I gripped the phone, I forgot the bourbon. “Gregor?”
“Could be,” Carter said. “Or Galden. Hell, maybe both. I’m grabbing any footage that comes out of the area, but this was clean. No prints, no witnesses.”
“Keep digging,” I ordered. “And have someone check on Valenticia. She’s not safe.”
“Already done,” Carter said. “But Boss, there’s another thing on these servers; Gideon located another file. It’s that bid on your land deal. Somebody accessed it before the crash.”
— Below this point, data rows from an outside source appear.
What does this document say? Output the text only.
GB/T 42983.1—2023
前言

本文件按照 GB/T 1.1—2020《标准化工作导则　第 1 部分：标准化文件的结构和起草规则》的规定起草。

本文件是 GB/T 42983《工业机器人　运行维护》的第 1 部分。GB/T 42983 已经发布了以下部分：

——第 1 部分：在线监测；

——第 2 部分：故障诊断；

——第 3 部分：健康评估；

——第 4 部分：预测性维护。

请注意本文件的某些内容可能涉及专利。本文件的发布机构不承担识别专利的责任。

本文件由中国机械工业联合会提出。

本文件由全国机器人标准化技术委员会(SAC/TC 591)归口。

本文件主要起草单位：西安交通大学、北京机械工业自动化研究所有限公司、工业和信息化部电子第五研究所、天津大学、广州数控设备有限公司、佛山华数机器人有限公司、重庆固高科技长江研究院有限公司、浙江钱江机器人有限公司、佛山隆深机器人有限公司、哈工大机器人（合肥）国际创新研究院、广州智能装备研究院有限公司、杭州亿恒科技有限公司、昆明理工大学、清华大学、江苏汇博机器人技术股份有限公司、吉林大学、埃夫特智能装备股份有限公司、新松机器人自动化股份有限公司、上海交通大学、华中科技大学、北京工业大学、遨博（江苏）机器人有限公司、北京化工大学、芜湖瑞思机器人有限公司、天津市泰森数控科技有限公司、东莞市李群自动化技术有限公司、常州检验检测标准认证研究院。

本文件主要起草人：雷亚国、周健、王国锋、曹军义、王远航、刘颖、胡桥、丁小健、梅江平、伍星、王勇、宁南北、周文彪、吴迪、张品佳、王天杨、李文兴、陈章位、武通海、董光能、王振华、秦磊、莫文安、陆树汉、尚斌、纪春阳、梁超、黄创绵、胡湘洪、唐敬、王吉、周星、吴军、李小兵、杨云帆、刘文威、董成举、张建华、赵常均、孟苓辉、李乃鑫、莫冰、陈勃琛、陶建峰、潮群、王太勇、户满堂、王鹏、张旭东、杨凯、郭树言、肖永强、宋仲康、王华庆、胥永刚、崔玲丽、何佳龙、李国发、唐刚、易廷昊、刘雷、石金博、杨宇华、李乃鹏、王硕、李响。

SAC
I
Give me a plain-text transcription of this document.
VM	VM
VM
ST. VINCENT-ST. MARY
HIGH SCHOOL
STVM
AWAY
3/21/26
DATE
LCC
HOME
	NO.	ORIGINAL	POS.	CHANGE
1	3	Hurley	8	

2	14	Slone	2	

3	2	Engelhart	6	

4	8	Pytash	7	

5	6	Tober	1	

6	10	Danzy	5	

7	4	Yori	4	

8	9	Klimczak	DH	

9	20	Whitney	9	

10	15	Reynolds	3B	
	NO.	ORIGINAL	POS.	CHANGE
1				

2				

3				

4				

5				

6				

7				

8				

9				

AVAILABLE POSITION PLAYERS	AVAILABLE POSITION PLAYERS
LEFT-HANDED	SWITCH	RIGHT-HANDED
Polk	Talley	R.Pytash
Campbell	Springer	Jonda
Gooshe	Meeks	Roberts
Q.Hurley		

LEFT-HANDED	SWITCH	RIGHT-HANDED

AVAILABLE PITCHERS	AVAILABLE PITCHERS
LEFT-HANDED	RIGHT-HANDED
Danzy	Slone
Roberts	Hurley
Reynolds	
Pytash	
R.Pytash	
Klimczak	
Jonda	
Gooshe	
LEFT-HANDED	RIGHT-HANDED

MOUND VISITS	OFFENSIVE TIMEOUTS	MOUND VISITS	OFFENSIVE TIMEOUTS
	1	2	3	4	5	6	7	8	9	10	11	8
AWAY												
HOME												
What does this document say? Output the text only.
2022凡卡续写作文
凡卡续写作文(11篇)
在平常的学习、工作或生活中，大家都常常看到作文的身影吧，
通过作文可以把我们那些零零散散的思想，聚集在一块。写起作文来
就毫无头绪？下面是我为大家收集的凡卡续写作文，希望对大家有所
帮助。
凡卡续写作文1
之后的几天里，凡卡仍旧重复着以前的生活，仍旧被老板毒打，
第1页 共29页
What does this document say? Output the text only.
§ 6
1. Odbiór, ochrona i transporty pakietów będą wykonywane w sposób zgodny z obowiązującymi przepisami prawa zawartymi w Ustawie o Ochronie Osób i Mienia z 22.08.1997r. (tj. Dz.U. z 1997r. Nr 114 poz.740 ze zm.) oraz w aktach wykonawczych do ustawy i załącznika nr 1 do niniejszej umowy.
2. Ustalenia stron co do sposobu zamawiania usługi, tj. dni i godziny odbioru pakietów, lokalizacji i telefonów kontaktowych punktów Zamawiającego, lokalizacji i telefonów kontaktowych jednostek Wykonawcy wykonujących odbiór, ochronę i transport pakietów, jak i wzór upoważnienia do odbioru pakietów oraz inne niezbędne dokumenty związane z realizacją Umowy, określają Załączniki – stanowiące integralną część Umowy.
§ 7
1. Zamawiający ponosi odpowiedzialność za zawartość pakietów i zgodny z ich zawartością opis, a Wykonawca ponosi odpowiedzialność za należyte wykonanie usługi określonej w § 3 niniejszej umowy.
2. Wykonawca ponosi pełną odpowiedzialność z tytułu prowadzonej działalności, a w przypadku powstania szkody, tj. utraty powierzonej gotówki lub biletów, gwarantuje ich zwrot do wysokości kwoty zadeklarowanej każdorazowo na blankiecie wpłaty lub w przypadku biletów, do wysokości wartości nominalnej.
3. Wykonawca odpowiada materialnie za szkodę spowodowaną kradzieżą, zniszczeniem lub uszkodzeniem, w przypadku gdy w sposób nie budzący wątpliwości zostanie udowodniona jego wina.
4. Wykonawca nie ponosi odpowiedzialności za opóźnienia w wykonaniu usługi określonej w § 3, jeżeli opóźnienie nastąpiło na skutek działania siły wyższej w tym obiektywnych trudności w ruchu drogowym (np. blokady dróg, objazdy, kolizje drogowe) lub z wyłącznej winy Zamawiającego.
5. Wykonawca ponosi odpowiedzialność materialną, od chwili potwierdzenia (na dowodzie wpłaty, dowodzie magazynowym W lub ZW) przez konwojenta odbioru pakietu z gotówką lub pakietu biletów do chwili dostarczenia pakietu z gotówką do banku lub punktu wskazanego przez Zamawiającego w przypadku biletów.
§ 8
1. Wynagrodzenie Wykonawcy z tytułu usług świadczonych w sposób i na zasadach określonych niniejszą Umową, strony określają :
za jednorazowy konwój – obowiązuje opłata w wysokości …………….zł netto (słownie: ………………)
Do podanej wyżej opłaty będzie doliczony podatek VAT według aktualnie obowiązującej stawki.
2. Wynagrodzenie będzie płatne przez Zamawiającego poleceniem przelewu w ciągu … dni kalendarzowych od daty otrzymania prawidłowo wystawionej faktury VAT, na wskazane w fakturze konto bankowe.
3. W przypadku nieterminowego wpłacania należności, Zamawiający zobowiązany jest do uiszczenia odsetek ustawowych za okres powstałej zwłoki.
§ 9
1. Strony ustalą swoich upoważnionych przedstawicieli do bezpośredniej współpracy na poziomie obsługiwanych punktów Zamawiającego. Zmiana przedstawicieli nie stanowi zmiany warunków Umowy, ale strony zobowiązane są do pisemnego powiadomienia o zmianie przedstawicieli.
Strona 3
The words hit like a punch.
My bid for a big play in the purchase of these lands was worth billions, and that was my leverage in this city. If Galden or Gregor had it, they could wreck everything. I made my way over to the safe in my study, heart pounding. The security code worked, the door flew open and I felt my stomach dropped. The folder was gone. Just a blank where my future should have been.
The sound of footsteps from the living room stopped me cold.
Instinct took over, my hand going for the Glock in my drawer.
Stealthily, I hid in the shadows of the penthouse.
I scanned the room, and, nothing.
And then a soft hiss, a flash of light just outside the window.
The glass shattered, flames bursting as it landed on the floor.
I rolled into cover, the heat burning my flesh, the flames engulfing the darkness.